My neighbor shouted over to ask how things were.  He’d been occupied much of the past year driving his wife to her cancer treatments.  Then she’d died and left him with nothing much to do.  So he gardened and he mowed and he fixed stuff—railings and doorscreens and such—and he talked to just about anybody he could waylay for it.  The mailman.  The meter reader. The odd wayward motorist.  Me. 

I didn’t bother to tell him anything.  I knew I didn’t need to.  “This shoulder of mine’s giving me fits,” he said.  “Can’t hardly move it at all.” 

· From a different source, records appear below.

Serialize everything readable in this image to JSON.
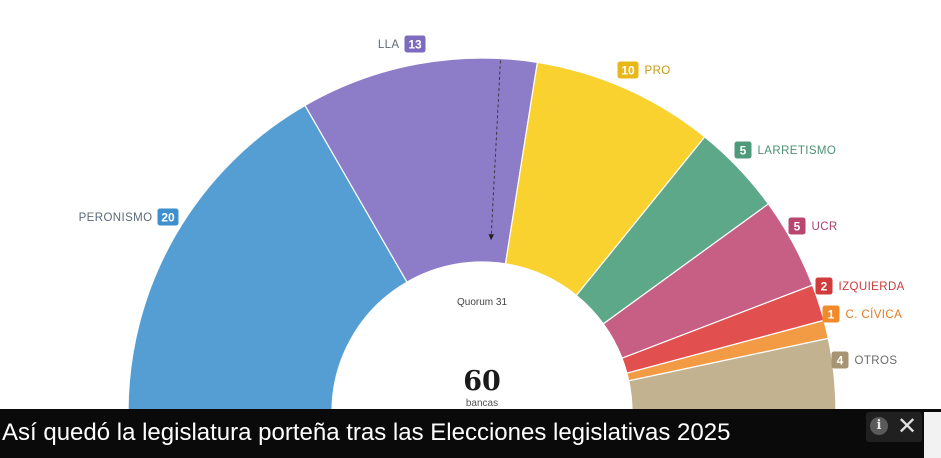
{
  "chart_data": {
    "type": "pie",
    "variant": "parliament-half-donut",
    "categories": [
      "PERONISMO",
      "LLA",
      "PRO",
      "LARRETISMO",
      "UCR",
      "IZQUIERDA",
      "C. CÍVICA",
      "OTROS"
    ],
    "values": [
      20,
      13,
      10,
      5,
      5,
      2,
      1,
      4
    ],
    "colors": [
      "#559ed4",
      "#8d7cc7",
      "#fad230",
      "#5ea88a",
      "#c75f84",
      "#e14f4f",
      "#f29a44",
      "#c3b290"
    ],
    "badge_colors": [
      "#3e8fcc",
      "#7d6bbd",
      "#e8b81a",
      "#4d9b7b",
      "#b8466e",
      "#d23b3b",
      "#f08a2a",
      "#a79472"
    ],
    "label_colors": [
      "#5b6a7a",
      "#5b6a7a",
      "#c49a10",
      "#4d8f75",
      "#a8406a",
      "#c73b3b",
      "#e07b20",
      "#6b6b6b"
    ],
    "total": "60",
    "total_label": "bancas",
    "quorum": {
      "label": "Quorum 31",
      "value": 31
    }
  },
  "caption": {
    "text": "Así quedó la legislatura porteña tras las Elecciones legislativas 2025"
  },
  "ad": {
    "info_icon": "info-icon",
    "close_icon": "close-icon",
    "close_glyph": "✕",
    "info_glyph": "i"
  }
}
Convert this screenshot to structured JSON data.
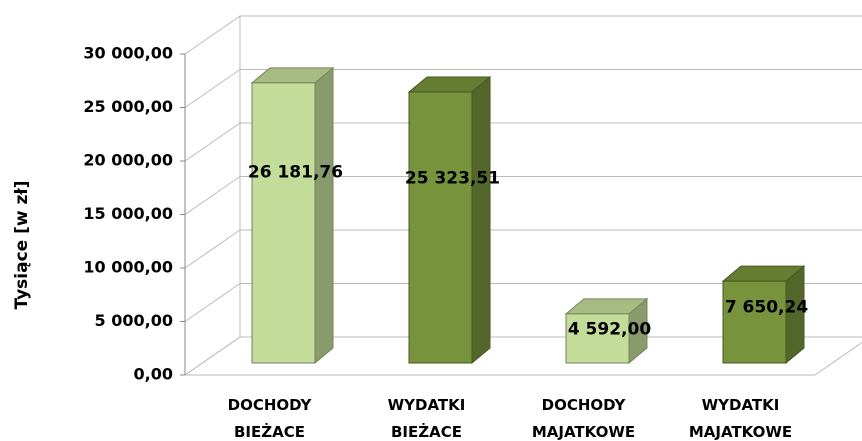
{
  "chart_data": {
    "type": "bar3d",
    "y_label": "Tysiące [w zł]",
    "categories": [
      "DOCHODY BIEŻACE",
      "WYDATKI BIEŻACE",
      "DOCHODY MAJATKOWE",
      "WYDATKI MAJATKOWE"
    ],
    "values": [
      26181.76,
      25323.51,
      4592.0,
      7650.24
    ],
    "value_labels": [
      "26 181,76",
      "25 323,51",
      "4 592,00",
      "7 650,24"
    ],
    "colors": [
      "#c4dc9a",
      "#77933c",
      "#c4dc9a",
      "#77933c"
    ],
    "ylim": [
      0,
      30000
    ],
    "yticks": [
      {
        "value": 0,
        "label": "0,00"
      },
      {
        "value": 5000,
        "label": "5 000,00"
      },
      {
        "value": 10000,
        "label": "10 000,00"
      },
      {
        "value": 15000,
        "label": "15 000,00"
      },
      {
        "value": 20000,
        "label": "20 000,00"
      },
      {
        "value": 25000,
        "label": "25 000,00"
      },
      {
        "value": 30000,
        "label": "30 000,00"
      }
    ],
    "grid": true
  }
}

I didn’t even need to pretend to listen.  I just sat and nursed my thoughts while my neighbor Everett trained palaver on me.  I knew for a fact my part of the world was filled mostly with people like him.  Trying maybe, but harmless.  And then there were the trifling sorts who’d steal anything you left in reach to take.  There were ruthless folks around as well.  I’d run into more than a few, but the stuff they did they often seemed to get provoked to do. The madras guy was evidence of a different thing afoot.  There was somebody out there—and he probably looked like anybody else—determined to be up to no damn good and bad right down to the ground.

Everett was telling me all about a fence post hole he’d dug.  That was the culprit, he seemed to believe, for the trouble with his shoulder.  I finished my Friday beer and let that punctuate a day that had gone well sideways from a bucket of chicken and a dog.